Саймону показалось, что сердце его расширяется, перекрывая дыхание. Эти жуткие глаза уставились на него — почему Амерасу не прогонит ее?! Ему захотелось закричать, убежать, но не мог. Ситхи вокруг, казалось, также окаменели.

— Ты все упрощаешь, бабушка, — сказала, наконец, Амерасу. — В тех случаях, когда не прибегаешь к явной лжи.

Утук'ку рассмеялась — звук был такой, что мог заставить плакать камни.

— Как ты глупа! — вскричала она. — Это я-то упрощаю? Ты слишком много позволяешь себе. Ты слишком долго занималась делами смертных, но ты упустила самое важное. И это тебя погубит!

— Я знаю о твоих намерениях! — сказала Амерасу. — Ты, возможно, и забрала останки моего сына, но даже через смерть я могу распознать его мысли. Я видела…

— Довольно! — злой крик Утук'ку пронесся по Ясире, холодный порыв ветра примял траву и заставил бабочек панически затрепыхаться.

— Довольно. Ты сказала последнее слово и вынесла себе смертный приговор. Это твоя смерть!

К ужасу присутствующих Амерасу задрожала, сопротивляясь какой-то невидимой сдерживающей силе, глаза ее были расширены, рот беззвучно двигался.

— И вы больше не станете вмешиваться, ни один из вас! — голос королевы норнов срывался. — Довольно притворного мира! Конечно! Наккига отрекается от всех вас!

По всей Ясире ситхи издавали крики изумления и гнева. Ликимейя бросилась к темной фигуре Амерасу, в то время как лицо Утук'ку замерцало и исчезло с поверхности Туманной Лампы. Свидетель на миг потемнел, но лишь на миг. Крохотная красная точка загорелась в самом центре, крошечная искорка, которая упорно разгоралась, пока не превратилась в трепещущее пламя, в алом отблеске которого стали видны испуганные лица родителей Джирики и онемевшей Амерасу. Две темные дыры отверзлись в пламени — глаза без блеска на огненном лице. Саймона охватил ужас, тиски которого были так сильны, что у него задрожали мышцы. Холодной жутью веяло от этого колеблющегося лица, как веяло бы жаром от обычного костра. Амерасу перестала бороться, замирая, как бы обращаясь в камень.

Еще одно черное пятно возникло в бушующем пламени, пониже пустых глазниц. Раздался бескровный смех. Ощущая физическую дурноту, Саймон отчаянно пытался вырваться, бежать, он уже раньше видел эту жуткую маску.

Красная Рука! Он хотел крикнуть это, но от страха у него вырвалось из онемевшей глотки только свистящее дыхание.
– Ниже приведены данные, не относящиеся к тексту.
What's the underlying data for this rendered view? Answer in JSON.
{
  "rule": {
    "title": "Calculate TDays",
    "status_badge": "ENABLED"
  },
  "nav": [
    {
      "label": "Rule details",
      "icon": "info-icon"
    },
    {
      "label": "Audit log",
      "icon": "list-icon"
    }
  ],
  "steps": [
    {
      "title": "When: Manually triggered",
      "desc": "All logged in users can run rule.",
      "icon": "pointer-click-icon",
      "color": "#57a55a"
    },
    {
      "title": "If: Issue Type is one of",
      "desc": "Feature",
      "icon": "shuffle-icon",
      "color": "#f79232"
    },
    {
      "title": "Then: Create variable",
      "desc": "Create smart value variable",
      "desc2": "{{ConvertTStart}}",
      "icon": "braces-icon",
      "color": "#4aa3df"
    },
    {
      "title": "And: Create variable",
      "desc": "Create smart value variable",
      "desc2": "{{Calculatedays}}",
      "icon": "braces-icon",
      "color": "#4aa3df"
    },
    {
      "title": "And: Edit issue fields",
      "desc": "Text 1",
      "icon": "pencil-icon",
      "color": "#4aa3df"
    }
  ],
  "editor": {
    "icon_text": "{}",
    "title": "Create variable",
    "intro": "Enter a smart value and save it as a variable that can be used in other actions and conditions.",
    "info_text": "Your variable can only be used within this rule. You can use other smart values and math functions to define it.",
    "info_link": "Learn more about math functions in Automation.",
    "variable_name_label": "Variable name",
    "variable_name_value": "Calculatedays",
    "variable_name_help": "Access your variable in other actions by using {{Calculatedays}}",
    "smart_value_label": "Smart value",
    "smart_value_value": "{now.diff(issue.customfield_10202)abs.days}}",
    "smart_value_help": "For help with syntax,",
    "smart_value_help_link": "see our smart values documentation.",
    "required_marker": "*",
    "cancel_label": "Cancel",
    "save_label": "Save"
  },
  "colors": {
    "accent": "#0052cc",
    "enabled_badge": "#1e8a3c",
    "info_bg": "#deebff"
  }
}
Ликимейя выступила вперед, рядом с ней был ее муж. Они пытались оградить Амерасу. Она подняла руку перед Лампой и тем огненным видением, что было в ней. Ее окружало серебристое сияние.

— Уходи к своей усохшей хозяйке и мертвому хозяину, Порченый, — вскричала она. — Ты больше не один из нас.

Пламенное видение снова захохотало.

— Нет. Нас больше, гораздо больше! Красная Рука и его хозяин стали сильнее. Все должно пасть перед тенью Короля Бурь. Те, кто предал нас, будут визжать во тьме.

— Здесь ты не властен! — воскликнул Шима'Онари, схватив за поднятую руку свою жену. Свечение вокруг них усилилось, пока серебристый лунный свет не охватил и огненное лицо. — Тебе недоступно это место! Уходи на свою холодную гору к своей черной пустоте!

— Вы же не понимаете! — кричало видение. — Мы, которые когда-то жили, вернулись из Небытия! Мы стали сильнее! Сильнее!

Пока эхо этого гулкого голоса разносилось по Ясире, перекатывая разгневанные и встревоженные крики ситхи, это создание в Туманной лампе вдруг вырвалось наружу, обратившись в огромный огненный столб, его бесформенная голова откинулась назад в громовом крике. Оно широко раскинуло пылающие руки, как бы пытаясь заключить всех в свои крушащие и обжигающие объятия.

Вспыхнули горячие, как солнце, огни и рванулись вверх, так что приникшие к шелковым нитям бабочки вспыхивали и горели. Миллионы их одновременно взвились в воздух — огромным облаком огня и дымящихся крыльев. Сгорая, они хлопьями пепла падали на кричащих ситхи и крошились на куски, опускаясь на ствол гигантского ясеня. В Ясире воцарился хаос, она оказалась в полной мгле, расцвеченной кружащимися и крутящимися искрами.

Видение в середине костра хохотало и полыхало, но не давало света. Напротив, казалось, оно всасывало в себя свет, отчего становилось шире и выше. Дикий свившийся воедино клубок тел прыгал вокруг него, головы и руки возмущенных ситхи казались черными силуэтами на его фоне.

Саймон в панике огляделся: Джирики не было.

Еще один звук прорвался сквозь хаос, пока не сравнялся с ужасным хохотом Красной Руки. Это был надрывный лай охотничьей своры.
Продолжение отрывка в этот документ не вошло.